To begin with, all retiree medical coverage is cancelled–every last bit. So are company-covered life insurance and death benefits for spouses.

In addition, any worker who retires before age 65 is hit even harder. For every month before 65 that a worker was when they retired, their pension payment is lowered. For example, if workers retire at age 60, their pension can be reduced by as much as 40%. This includes anyone who took early retirement under special deals offered by the company. Finally, current workers earn no more new pension credits, no matter how many more years they work for the company.

This is a guarantee in name only. All it guarantees is that companies can dump their pensions, leaving workers holding the bag.

Something Does Not Add Up:
Solo and Sweetheart Merger

Nov 27, 2006

Solo Cup workers in the Plate Department at its Owings Mills, Maryland factory just heard from their manager about an article in Forbes magazine. He wrote, “... the article does not paint a pretty picture of Solo Cup company’s current financial position.... If we all want a secure place to work in the future, then every employee needs to do their part by producing a product as efficiently as possible with as little waste as possible.”

He then points out that this one department spends $481,920 per year on paper and is less efficient than a plant in another city doing the same work. In other words, the boss is threatening the workers that if they do not become more “efficient,” their jobs will go to another factory.

Forbes, a business magazine, just reported that Solo Cup company is in trouble. Its credit rating was lowered; it took a 300-million-dollar write off, causing it to show a loss; a dozen accounting errors have been found; and debt has reached more than a BILLION dollars.

Solo Cup is the largest provider of paper products in the country. In 2004, it was second in size, behind Sweetheart Cup. Solo bought the larger company.

How could the smaller company buy the larger company? It took on an investment partner and got banks to give it 650 million dollars in loans.

Sweetheart, at the time of the merger, also had more than 400 million dollars in debt, coming from its long history of buying and merging.
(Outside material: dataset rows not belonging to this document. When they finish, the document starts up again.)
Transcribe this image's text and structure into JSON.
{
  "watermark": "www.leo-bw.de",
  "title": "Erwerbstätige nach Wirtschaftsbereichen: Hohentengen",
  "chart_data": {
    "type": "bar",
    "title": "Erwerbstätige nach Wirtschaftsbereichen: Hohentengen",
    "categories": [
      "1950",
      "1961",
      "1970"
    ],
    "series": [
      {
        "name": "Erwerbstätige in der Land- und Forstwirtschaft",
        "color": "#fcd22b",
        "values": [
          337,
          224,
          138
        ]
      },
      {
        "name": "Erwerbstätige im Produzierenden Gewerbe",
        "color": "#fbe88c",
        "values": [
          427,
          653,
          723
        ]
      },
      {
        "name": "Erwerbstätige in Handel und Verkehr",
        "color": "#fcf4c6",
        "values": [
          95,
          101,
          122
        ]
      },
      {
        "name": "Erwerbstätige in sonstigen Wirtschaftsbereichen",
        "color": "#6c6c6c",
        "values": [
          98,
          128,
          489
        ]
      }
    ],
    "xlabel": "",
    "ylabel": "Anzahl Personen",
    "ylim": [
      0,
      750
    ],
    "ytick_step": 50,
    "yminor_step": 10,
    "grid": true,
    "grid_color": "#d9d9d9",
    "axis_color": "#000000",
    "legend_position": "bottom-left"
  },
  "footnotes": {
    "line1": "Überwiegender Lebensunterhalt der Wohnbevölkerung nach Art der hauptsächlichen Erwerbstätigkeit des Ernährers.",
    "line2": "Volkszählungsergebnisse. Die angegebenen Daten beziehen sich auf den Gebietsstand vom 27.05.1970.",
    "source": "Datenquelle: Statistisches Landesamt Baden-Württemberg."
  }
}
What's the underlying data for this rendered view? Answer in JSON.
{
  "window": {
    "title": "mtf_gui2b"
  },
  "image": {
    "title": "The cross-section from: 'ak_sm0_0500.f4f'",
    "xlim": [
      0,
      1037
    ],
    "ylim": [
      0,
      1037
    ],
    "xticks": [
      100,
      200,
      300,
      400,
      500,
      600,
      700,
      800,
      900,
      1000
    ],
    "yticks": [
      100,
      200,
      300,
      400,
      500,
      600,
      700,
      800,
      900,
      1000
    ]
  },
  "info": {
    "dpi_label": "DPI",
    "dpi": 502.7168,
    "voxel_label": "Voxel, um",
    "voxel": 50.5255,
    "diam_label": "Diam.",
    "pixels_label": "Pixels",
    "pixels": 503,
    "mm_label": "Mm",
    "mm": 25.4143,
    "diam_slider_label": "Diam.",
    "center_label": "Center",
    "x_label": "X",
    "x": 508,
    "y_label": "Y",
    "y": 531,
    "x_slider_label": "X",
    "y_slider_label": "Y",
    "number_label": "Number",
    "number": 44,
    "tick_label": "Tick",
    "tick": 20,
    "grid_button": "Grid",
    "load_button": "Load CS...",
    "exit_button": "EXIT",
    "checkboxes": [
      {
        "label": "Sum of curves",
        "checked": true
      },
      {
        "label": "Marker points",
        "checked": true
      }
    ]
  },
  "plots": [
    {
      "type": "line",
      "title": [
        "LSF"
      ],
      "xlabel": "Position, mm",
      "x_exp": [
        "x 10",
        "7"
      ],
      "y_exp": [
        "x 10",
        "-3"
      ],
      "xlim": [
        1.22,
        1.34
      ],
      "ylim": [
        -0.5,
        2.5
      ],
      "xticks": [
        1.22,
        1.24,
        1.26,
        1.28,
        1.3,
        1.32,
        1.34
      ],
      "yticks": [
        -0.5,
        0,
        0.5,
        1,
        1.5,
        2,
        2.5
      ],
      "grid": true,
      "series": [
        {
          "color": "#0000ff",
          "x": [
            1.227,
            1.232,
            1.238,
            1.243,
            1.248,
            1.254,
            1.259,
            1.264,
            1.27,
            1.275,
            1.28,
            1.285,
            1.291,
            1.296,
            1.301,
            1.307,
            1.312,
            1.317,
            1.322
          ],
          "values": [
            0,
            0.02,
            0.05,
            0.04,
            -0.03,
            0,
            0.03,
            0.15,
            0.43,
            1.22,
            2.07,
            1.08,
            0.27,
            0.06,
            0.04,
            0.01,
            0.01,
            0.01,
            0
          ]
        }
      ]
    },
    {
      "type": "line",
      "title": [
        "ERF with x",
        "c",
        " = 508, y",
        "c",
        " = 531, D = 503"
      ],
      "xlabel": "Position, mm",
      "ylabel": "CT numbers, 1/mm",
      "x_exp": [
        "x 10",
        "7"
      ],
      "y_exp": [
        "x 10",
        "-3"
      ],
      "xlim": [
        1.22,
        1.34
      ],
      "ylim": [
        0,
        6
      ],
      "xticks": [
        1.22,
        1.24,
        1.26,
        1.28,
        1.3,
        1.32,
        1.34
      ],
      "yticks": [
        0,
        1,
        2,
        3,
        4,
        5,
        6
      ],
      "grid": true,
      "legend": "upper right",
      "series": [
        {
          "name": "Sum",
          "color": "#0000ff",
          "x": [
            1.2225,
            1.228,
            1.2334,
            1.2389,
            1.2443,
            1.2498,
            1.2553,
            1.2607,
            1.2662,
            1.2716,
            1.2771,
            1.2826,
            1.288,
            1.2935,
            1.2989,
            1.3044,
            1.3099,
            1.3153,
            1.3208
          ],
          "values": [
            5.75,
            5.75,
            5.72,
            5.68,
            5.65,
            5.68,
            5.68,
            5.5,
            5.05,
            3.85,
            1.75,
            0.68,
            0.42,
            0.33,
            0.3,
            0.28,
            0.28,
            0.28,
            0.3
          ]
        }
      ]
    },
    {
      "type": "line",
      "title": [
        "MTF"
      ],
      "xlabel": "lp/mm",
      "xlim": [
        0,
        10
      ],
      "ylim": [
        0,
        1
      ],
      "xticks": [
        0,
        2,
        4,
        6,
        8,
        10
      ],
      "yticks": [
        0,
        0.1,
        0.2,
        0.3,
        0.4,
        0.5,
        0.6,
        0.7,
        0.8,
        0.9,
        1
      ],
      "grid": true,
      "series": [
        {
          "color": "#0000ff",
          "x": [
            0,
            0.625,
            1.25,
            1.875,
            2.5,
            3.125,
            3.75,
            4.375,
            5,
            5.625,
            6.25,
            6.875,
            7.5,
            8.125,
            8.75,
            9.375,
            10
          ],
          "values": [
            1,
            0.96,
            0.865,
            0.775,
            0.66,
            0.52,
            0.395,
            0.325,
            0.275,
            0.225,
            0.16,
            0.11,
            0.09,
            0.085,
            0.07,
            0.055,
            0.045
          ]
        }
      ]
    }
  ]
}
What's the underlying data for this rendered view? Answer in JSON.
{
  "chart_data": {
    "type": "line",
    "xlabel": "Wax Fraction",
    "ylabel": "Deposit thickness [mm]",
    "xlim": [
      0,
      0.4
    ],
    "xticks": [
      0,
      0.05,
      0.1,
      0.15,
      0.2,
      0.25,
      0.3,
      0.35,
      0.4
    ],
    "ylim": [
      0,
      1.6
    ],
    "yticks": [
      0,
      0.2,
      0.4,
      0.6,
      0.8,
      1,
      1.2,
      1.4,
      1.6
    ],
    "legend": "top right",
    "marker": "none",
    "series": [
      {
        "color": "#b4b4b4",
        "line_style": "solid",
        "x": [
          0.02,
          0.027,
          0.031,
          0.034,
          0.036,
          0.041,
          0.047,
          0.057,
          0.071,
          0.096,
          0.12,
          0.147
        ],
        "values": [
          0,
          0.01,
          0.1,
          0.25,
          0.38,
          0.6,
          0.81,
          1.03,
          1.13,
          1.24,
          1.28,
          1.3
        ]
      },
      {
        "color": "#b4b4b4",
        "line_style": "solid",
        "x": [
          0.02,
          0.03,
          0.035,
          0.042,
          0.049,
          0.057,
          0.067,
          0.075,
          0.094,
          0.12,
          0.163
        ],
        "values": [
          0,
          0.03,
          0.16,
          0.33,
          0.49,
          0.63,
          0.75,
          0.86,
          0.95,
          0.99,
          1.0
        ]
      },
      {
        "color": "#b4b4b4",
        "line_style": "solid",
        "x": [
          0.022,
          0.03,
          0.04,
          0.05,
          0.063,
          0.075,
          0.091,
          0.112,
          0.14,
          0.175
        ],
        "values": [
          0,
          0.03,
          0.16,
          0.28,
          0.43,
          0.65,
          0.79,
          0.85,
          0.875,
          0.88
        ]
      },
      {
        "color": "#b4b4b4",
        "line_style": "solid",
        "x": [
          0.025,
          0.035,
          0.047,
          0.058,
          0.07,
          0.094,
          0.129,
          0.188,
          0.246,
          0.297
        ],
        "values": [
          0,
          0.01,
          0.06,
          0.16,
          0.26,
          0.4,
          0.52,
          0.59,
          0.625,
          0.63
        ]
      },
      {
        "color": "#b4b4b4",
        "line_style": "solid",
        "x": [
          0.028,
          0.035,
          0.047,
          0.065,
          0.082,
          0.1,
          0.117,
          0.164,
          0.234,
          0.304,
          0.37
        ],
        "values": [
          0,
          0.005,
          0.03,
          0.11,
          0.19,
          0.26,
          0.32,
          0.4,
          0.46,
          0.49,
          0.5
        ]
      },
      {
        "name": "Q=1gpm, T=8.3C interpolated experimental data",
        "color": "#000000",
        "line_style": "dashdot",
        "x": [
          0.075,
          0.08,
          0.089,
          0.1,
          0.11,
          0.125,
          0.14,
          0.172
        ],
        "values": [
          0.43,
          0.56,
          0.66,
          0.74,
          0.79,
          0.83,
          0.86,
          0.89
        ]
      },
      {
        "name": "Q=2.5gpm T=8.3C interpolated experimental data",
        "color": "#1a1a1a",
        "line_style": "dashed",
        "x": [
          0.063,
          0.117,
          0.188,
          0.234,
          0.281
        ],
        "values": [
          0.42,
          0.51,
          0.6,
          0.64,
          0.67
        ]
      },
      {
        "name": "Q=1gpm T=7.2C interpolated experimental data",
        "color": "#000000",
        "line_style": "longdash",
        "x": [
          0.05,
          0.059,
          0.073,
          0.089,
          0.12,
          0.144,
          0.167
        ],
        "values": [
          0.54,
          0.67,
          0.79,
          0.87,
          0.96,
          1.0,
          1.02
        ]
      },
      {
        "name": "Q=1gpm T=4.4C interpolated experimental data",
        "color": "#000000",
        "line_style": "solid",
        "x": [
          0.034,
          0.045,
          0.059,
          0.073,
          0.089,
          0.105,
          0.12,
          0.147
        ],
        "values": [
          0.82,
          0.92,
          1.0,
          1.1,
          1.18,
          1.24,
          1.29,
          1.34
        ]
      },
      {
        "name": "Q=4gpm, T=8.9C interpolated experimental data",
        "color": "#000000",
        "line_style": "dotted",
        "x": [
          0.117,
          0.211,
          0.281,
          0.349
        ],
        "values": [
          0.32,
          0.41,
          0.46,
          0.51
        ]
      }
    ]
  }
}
For example, in 1989 Sweetheart Holdings bought the former Maryland Cup Company using 300 million dollars in loans; in 1993 another management group bought the company using another 300 million dollars obtained by selling bonds.

The result of all this borrowing is a billion-dollar debt and interest payments in the past year alone of 72 million dollars to the banks.

Part of the wealth produced by the workers’ labor goes to pay off these debts. It also goes to pay the multi-million-dollar fees of bankers, lawyers and accountants.

In addition, the family that owned Solo, the Hulsemans, have paid themselves many millions more. The company was run by two Hulsemans earning more than a million dollars a year each, plus a number of sons and daughters and cousins who also got hundreds of thousands of dollars every year in “consulting fees.” One Hulseman paid a small fortune in 1971 so his wife could appear in a TV special.

Every bit of the money used for such extravagance comes from what the work force does. Yet the management tells the workers there is no money for wage increases; they have wiped out guaranteed pensions; they charge each worker more for health care and retirees get nothing for health insurance.

What lying, threatening nonsense management spouts at workers! Workers are not the ones who ran up billions in debt. We should not have to give up one concession, not one single penny, to pay for their ridiculous deals.

Let the people who benefitted from these loans pay them off!